As "for anyone who doesn't fancy paying the correct price." :rolleyes:

It's fraud, and it's a middle finger to Apple who are doing this as a goodwill to university students. The discount and the free warranty have already been reduced this year. If this abuse is widespread, don't be surprised to see the discount go entirely. Annoying.

Bet you're well fun at parties
 
So guys, since I'm unable to get the new mbp shipped because I don't know where I'll be at the end of November/beg. Dec., but instead have 3 Apple Stores 45 minutes away, do you have any idea when they're going to be available for pick-up? Is the end of November even plausible or am I daydreaming? Thanks!!
 
So after a long weekend of costing and thinking i have reordered a new Macbookpro and even spent more.

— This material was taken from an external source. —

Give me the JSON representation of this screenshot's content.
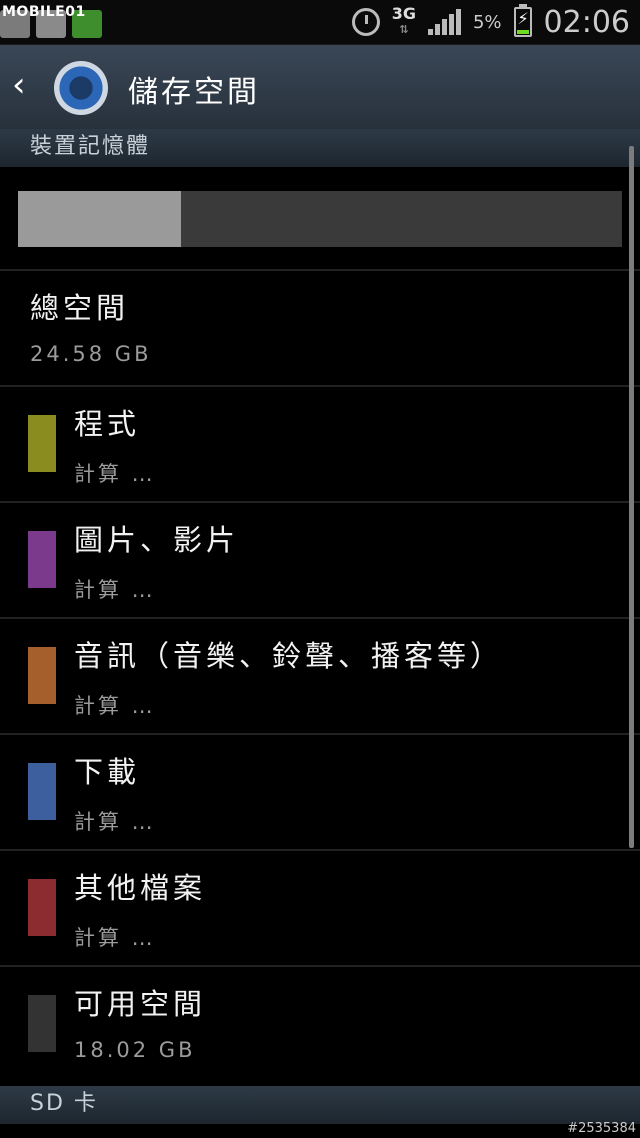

I had time to think and configure various alternatives (Dell, Razor, Thinkpads etc) and I still kept coming back to Apple. The prices of the others were not wildly cheaper (sure some had stronger component elements such as graphics etc.) and in my mind there is no denying that the Mac would last me longer. My current 2012 model is going well and has a surprisingly high resale value (never even checked before).


So now I have ordered a Space Grey 15”; 2.7GHZ, 16GB RAM, 1TB SDD, 460-4GB.


And I can’t wait…beans and toast from now on, but can’t wait.


In 6 months time I will add AppleCare as well (need to save a bit first)…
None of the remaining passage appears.